Hong Kong puts him under China's diplomatic shield without necessarily directly exposing him to the PRC's equivalent of the NSA, who I'm sure are eager to get their hands on him.

Other than one minority party MP trying to win votes, what makes you think Iceland would be better? Iceland has an extradition treaty with the US, is a NATO member and the current conservative government doesn't show any desire to piss off the Americans.

If you didn't have any direct relationship and assurances from a government that you'd be protected from extradition, which one would you go to?

Isn't the obvious answer that China would be less willing to extradite people to the US? Not as unwilling as, say, Iran, but still.

On an unrelated note, there's this petition on the White House website, in need of signatures : https://petitions.whitehouse.gov/petition/pardon-edward-snow...

Does anyone actually believe that that'll have any positive impact on this situation whatsoever?

Maybe I'm just jaded, but "clicktivism" seems like it's just about the least valuable way you could possibly make a political statement.

This is very nice of Jonsdottir, but given the current conservative government in Iceland, I doubt it is a safe place for Snowden.

In fact, given how widespread the American influence is, I can't think of a safe country for him.

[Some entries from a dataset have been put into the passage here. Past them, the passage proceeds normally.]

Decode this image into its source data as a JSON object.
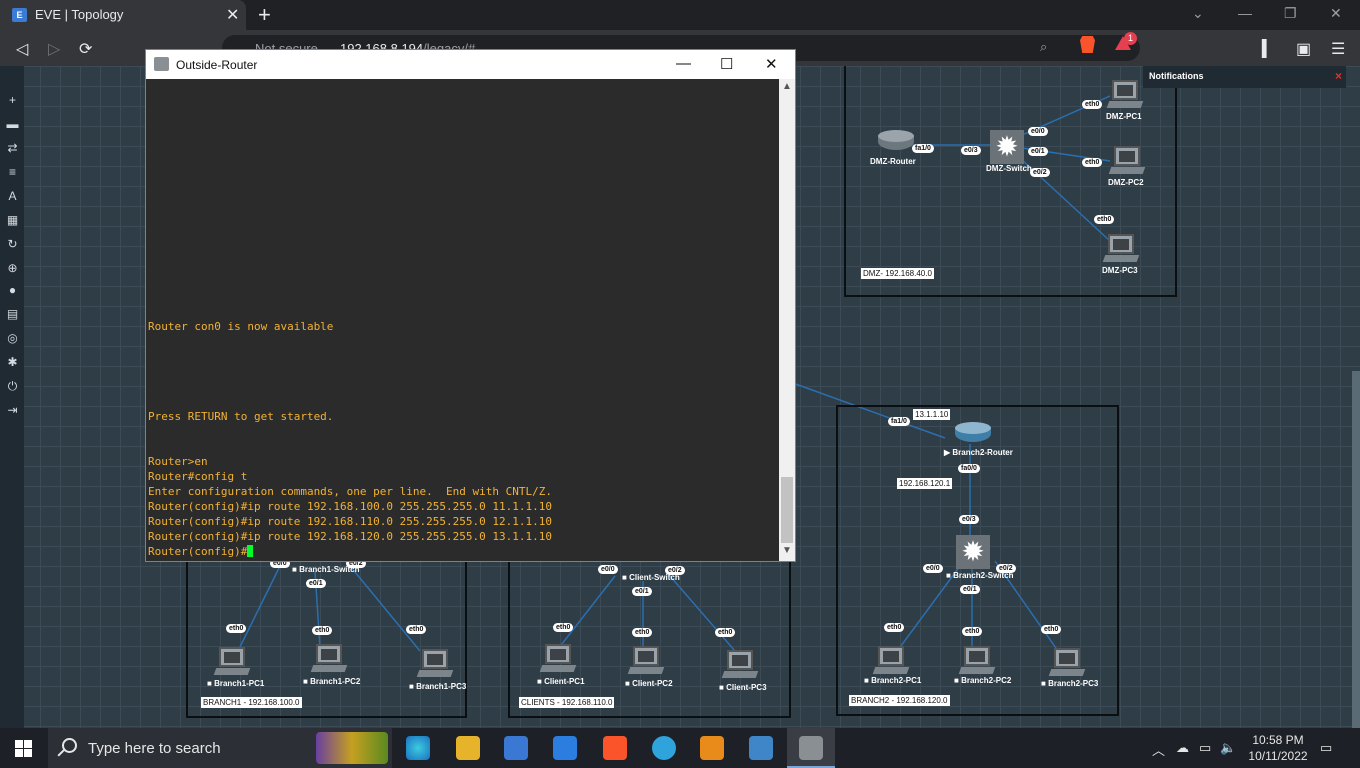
{
  "browser": {
    "tab_title": "EVE | Topology",
    "tab_close": "✕",
    "new_tab": "+",
    "security_label": "Not secure",
    "url_host": "192.168.8.194",
    "url_path": "/legacy/#",
    "shields_badge": "1"
  },
  "notifications": {
    "title": "Notifications",
    "close": "×"
  },
  "terminal": {
    "title": "Outside-Router",
    "lines": [
      "",
      "",
      "",
      "",
      "",
      "",
      "",
      "",
      "",
      "",
      "",
      "",
      "",
      "",
      "",
      "",
      "Router con0 is now available",
      "",
      "",
      "",
      "",
      "",
      "Press RETURN to get started.",
      "",
      "",
      "Router>en",
      "Router#config t",
      "Enter configuration commands, one per line.  End with CNTL/Z.",
      "Router(config)#ip route 192.168.100.0 255.255.255.0 11.1.1.10",
      "Router(config)#ip route 192.168.110.0 255.255.255.0 12.1.1.10",
      "Router(config)#ip route 192.168.120.0 255.255.255.0 13.1.1.10"
    ],
    "prompt": "Router(config)#"
  },
  "topology": {
    "dmz": {
      "box_label": "DMZ- 192.168.40.0",
      "router": "DMZ-Router",
      "switch": "DMZ-Switch",
      "pc1": "DMZ-PC1",
      "pc2": "DMZ-PC2",
      "pc3": "DMZ-PC3",
      "if_router": "fa1/0",
      "if_sw_e03": "e0/3",
      "if_sw_e00": "e0/0",
      "if_sw_e01": "e0/1",
      "if_sw_e02": "e0/2",
      "if_pc": "eth0"
    },
    "branch2": {
      "box_label": "BRANCH2 - 192.168.120.0",
      "router": "Branch2-Router",
      "switch": "Branch2-Switch",
      "pc1": "Branch2-PC1",
      "pc2": "Branch2-PC2",
      "pc3": "Branch2-PC3",
      "wan_ip": "13.1.1.10",
      "lan_ip": "192.168.120.1",
      "if_wan": "fa1/0",
      "if_lan": "fa0/0",
      "if_sw_up": "e0/3",
      "if_sw_e00": "e0/0",
      "if_sw_e01": "e0/1",
      "if_sw_e02": "e0/2",
      "if_pc": "eth0"
    },
    "branch1": {
      "box_label": "BRANCH1 - 192.168.100.0",
      "switch": "Branch1-Switch",
      "pc1": "Branch1-PC1",
      "pc2": "Branch1-PC2",
      "pc3": "Branch1-PC3",
      "if_sw_e00": "e0/0",
      "if_sw_e01": "e0/1",
      "if_sw_e02": "e0/2",
      "if_pc": "eth0"
    },
    "clients": {
      "box_label": "CLIENTS - 192.168.110.0",
      "switch": "Client-Switch",
      "pc1": "Client-PC1",
      "pc2": "Client-PC2",
      "pc3": "Client-PC3",
      "if_sw_e00": "e0/0",
      "if_sw_e01": "e0/1",
      "if_sw_e02": "e0/2",
      "if_pc": "eth0"
    }
  },
  "taskbar": {
    "search_placeholder": "Type here to search",
    "time": "10:58 PM",
    "date": "10/11/2022"
  }
}
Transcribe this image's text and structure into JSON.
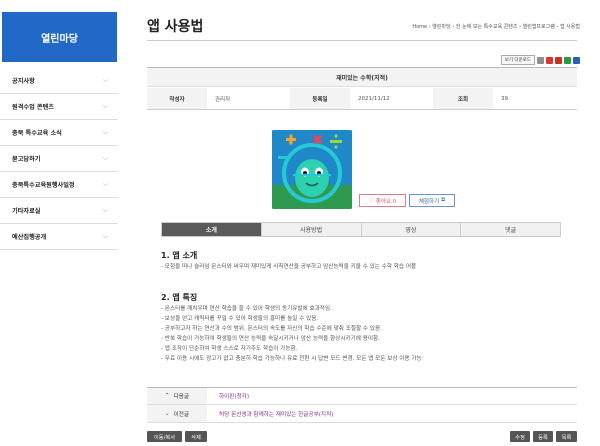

Apart from Ecuadorian embassy-like hideouts.

The funny thing is, if the US had only treated Bradley Manning 'decently' (ie. as they would any other criminal suspect), the case for asylum would be exceedingly poor - he openly admits to committing a crime, and that simply isn't grounds for asylum. But the Bradley Manning case shows that those under prosecution for that kind of crime will be subjected to 'extra-legal' treatment that it can well be argued amounts to 'persecution' (which is the requirement in the UN convention on refugees).

The memo claims they're trying to reach out to Snowden to verify his intentions to seek asylum. I wonder how they do that?

Ask the Guardian to put them in touch?

Didn't think of that, seems obvious now that you mention it


I don't even care if she straight up runs a "gay conversion therapy" business if she does the right thing in this situation. I cannot object to a bad politician doing the right thing (though of course that does not mean I would vote for them).

Mildly off topic question: How common are asylum applications submitted? How often are they accepted?